AUBURN – A former executive at a prominent local family business pleaded no contest Wednesday to charges involving child pornography.
Regis F. Lepage, 52, of Auburn would stand convicted on seven counts of possessing child pornography and one count of disseminating it if a judge accepts the plea agreement at the time of sentencing.
Lepage entered the plea when he appeared in Androscoggin County Superior Court, dressed in a dark suit, standing with his hands folded at his waist.
An Androscoggin County assistant district attorney said she and Lepage’s attorney, William Cote, agreed to an 8-year sentence plus about three or four years of probation. How much of that sentence Lepage would actually serve will be left up to the judge to decide.
Prosecutor Deborah Cashman said she will argue Lepage should serve at least five years in prison. Cote is expected to argue that the judge should suspend a greater portion or all of the 8-year sentence.
Sentencing is scheduled for June 28.
Local police were contacted by a Kansas detective who said she posed undercover as a 13-year-old girl and corresponded with an Internet user in 2005, according to a police affidavit. Police said that user had copied images of children under age 12 engaged in explicit sexual poses to other Internet users. Police found in the header of one of those illicit e-mails a carbon copy sent to an e-mail named “Katemom29” and traced it back to Lepage’s account with America Online, the affidavit said. The Kansas detective noticed Lepage’s e-mail account had sent at least one attachment with sexually explicit images of children to other AOL e-mail accounts.
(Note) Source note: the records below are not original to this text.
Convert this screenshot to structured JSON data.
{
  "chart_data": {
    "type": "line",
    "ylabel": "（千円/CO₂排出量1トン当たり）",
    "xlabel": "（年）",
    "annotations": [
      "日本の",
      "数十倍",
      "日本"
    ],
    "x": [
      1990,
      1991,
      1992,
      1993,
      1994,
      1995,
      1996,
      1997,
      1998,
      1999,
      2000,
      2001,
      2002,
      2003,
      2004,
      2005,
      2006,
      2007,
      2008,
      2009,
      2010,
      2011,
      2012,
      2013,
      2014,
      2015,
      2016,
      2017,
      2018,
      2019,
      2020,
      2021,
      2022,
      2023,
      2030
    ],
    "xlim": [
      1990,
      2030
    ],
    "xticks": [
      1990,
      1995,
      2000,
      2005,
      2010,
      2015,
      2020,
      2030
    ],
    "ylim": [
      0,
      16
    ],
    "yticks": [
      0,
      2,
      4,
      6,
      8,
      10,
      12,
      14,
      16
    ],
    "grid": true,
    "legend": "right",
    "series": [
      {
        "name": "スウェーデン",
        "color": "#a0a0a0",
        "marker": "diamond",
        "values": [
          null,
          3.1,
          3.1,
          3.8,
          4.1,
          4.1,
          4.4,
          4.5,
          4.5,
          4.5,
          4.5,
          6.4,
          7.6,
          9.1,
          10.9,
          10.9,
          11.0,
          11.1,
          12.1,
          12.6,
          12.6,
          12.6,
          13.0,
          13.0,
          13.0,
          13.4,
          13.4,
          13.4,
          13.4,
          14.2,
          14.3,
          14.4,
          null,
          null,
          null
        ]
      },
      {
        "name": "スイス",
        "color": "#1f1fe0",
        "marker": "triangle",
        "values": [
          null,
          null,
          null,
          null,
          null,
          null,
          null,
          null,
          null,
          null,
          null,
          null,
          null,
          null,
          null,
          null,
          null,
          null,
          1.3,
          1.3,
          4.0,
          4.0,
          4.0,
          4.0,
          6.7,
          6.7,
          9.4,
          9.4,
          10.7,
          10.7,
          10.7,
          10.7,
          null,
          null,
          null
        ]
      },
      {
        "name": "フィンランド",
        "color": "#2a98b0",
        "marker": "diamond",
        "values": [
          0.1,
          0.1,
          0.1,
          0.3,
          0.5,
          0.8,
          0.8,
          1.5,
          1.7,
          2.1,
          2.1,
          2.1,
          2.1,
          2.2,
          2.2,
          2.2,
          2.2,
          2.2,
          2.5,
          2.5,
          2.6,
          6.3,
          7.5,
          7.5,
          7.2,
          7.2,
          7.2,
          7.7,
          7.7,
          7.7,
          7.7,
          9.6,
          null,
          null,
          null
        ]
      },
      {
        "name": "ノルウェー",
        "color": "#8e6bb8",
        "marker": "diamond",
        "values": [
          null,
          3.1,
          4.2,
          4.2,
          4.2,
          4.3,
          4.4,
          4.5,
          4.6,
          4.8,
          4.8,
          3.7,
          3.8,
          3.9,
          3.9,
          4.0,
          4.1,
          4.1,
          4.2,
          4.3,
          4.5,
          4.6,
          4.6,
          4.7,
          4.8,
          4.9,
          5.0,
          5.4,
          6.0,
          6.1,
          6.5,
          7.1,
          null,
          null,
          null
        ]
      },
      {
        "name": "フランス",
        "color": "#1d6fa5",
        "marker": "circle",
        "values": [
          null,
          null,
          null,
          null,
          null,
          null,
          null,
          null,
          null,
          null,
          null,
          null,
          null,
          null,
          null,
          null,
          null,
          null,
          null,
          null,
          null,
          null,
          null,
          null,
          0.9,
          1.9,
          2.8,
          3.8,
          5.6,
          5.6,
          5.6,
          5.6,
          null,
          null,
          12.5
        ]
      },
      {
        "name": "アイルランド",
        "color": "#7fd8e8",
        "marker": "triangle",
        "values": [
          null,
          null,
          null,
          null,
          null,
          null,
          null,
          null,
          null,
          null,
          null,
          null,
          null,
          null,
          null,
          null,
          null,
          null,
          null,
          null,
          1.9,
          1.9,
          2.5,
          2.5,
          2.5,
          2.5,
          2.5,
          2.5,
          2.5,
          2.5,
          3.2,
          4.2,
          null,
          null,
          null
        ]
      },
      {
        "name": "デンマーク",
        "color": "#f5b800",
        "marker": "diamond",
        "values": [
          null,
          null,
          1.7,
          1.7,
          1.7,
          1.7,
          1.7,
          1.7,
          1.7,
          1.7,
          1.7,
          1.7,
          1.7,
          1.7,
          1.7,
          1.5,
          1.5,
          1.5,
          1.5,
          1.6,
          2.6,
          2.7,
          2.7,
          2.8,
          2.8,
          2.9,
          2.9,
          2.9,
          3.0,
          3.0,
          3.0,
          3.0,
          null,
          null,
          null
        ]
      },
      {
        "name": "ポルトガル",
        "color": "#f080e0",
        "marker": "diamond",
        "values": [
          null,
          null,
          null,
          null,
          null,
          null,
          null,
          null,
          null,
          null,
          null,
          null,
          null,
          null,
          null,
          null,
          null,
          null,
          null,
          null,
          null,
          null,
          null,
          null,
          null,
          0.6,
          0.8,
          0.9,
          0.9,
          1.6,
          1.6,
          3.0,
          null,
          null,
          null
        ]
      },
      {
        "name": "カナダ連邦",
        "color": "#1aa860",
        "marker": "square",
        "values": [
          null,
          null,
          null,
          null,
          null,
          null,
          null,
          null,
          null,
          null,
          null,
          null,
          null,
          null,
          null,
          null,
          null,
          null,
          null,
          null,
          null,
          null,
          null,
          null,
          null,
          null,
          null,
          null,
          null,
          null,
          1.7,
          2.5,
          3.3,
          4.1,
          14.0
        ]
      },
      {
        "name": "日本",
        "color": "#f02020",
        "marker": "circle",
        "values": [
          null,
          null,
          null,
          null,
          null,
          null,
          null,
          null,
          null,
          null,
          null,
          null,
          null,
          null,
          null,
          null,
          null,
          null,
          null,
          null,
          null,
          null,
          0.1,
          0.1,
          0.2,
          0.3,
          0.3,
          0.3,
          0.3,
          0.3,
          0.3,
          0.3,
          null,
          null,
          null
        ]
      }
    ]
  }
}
Prosecutors never charged Lepage with having contact with a minor in connection with the 2005 probe. Rather, they said Lepage viewed images and sent one.
Cote said Lepage entered the no-contest plea as a sign that he doesn’t dispute the charges, rather than admit guilt, because of the possibility of a civil suit involving the images.
If the judge were to accept Lepage’s plea agreement, he would automatically be found guilty on the eight counts, Justice Donald Marden explained Wednesday.
Each of the seven counts of possession is a Class C felony and is punishable by up to five years in prison and carries a fine up to $5,000. The dissemination count is a Class B felony, punishable by 10 years in prison and carries a fine of up to $20,000.
Lepage remains free on $10,000 unsecured bail and is subject to random searches and is barred from having pornography.
He once served as vice president of the family business, Lepage Bakeries, New England’s largest independent bakery. He later resigned and became a business consultant. He has been racing dragsters since the early 1980s.